What Aristotle and Joshua Bell can teach us about persuasion Conor Neill

Transcriber: Andrea McDonough
Reviewer: Bedirhan Cinar

9th of January, 2007

Joshua Bell, one of the greatest violinist in the world,

played to a packed audience

at Boston’s stately Symphony Hall of 1,000 people

where most seats went for more than $100.

He was used to full, sell-out shows.

He was at the peak of his abilities and fame.

Three days later,

Joshua Bell played to an audience of

nobody!

Well, maybe six people paused for a moment,

and one child stopped for a while looking,

as if he understood that something special was happening.

Joshua said of the experience,

“It was a strange feeling that people were actually ignoring me.”

Joshua Bell was playing violin in a subway station.

“At a music hall, I’ll get upset if someone coughs

or if someone’s cell phone goes off,

but here my expectations quickly diminished.

I was oddly grateful when somebody threw in a dollar.”

What changed?

Same music,

on the same violin,

played with the same passion

and by the same man.

Why did people listen and then not listen?

Aristotle would be able to explain.

What does it take to persuade people?

2,300 years ago,

Aristotle wrote the single most important work on persuasion,

Rhetoric,

the 3 means of persuasion:

logos,

ethos,

and pathos.

Logos is that the idea makes sense from the audience’s point of view.

This is usually different from the speaker’s point of view,

so work needs to be done

to make the idea relevant to the world view,

the pains and the challenges of the listeners.

A good argument is like good music.

Good music follows some rules of composition;

good arguments follow some rules of logic.

It makes sense to the audience.

Ethos is reputation, what are you known for;

credibility, do you look and act professional;

trustworthy, are your motives clear,

do you show the listener that you care about them as much as yourself?

Authority is confidence plus a concise message,

a clear, strong voice.

Pathos is the emotional connection.

Stories are an effective human tool for creating an emotional connection.

There are moments where an audience is not ready

to hear the message.

A speaker must create the right emotional environment for their message.

What changed?

Why did people travel for miles to hear him play one night,

and not even pause for moment to listen the next morning?

The answer is that ethos and pathos were missing.

Ethos

The fact that the great concert hall hosts Joshua’s concert

transfers its trust to Joshua.

We trust the institution, we now trust Joshua.
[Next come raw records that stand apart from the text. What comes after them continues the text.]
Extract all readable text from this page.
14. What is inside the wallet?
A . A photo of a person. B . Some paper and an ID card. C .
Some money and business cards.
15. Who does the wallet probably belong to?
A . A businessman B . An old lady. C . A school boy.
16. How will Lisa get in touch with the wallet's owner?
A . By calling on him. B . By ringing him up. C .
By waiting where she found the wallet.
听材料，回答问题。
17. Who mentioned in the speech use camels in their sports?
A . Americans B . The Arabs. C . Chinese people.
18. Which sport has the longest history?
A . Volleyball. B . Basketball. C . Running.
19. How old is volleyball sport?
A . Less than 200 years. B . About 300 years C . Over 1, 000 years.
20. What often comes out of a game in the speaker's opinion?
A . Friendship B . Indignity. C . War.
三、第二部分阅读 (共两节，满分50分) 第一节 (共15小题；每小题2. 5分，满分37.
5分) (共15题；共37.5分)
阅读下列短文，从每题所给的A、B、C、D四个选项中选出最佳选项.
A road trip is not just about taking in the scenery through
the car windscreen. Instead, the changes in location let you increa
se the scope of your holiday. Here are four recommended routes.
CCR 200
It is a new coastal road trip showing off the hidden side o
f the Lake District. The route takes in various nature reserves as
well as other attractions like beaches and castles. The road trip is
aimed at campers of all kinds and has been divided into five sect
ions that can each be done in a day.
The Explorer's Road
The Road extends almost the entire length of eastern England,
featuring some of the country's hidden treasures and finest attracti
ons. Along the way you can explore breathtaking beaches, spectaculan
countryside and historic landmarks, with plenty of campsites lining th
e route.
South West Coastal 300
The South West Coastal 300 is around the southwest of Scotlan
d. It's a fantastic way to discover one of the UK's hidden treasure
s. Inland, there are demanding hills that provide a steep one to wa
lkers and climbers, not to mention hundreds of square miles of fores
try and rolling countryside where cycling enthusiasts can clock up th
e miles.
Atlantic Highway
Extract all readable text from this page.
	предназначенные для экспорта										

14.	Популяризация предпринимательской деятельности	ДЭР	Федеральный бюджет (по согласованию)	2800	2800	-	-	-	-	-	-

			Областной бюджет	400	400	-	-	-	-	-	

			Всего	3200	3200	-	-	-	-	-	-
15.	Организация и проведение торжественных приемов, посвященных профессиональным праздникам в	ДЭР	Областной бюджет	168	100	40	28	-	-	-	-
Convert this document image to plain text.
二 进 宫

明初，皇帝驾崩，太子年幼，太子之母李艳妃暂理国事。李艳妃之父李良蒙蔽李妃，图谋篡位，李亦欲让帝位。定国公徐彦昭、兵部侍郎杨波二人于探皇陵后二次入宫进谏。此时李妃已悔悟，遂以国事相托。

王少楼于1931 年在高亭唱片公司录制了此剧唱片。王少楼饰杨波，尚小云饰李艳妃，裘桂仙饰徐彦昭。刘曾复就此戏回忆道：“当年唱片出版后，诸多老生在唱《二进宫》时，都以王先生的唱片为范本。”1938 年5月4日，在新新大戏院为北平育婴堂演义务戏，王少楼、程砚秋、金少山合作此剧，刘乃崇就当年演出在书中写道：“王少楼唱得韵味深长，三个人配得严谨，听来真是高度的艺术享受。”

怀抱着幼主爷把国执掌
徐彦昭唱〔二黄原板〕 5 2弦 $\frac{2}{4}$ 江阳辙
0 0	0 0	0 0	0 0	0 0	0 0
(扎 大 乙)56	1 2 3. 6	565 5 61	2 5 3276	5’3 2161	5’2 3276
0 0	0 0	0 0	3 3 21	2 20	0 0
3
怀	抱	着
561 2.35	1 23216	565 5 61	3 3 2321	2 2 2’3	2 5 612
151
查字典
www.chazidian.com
The subway does not have our trust for musical talent,

we do not expect to find great art,

great music,

or great ideas,

so it confers no trust to Joshua.

Pathos

The concert hall is designed for an emotional bond

between an audience and an artist,

a subway platform is not.

The hustle and movement and stress is just not conducive

to the emotional connection needed between performer and listener.

Logos,

ethos,

pathos,

the idea is nothing without the rest.

This is what Joshua Bell learned

on that cold, January day in 2007.

If you have a great idea,

how do you build credibility and emotional connection?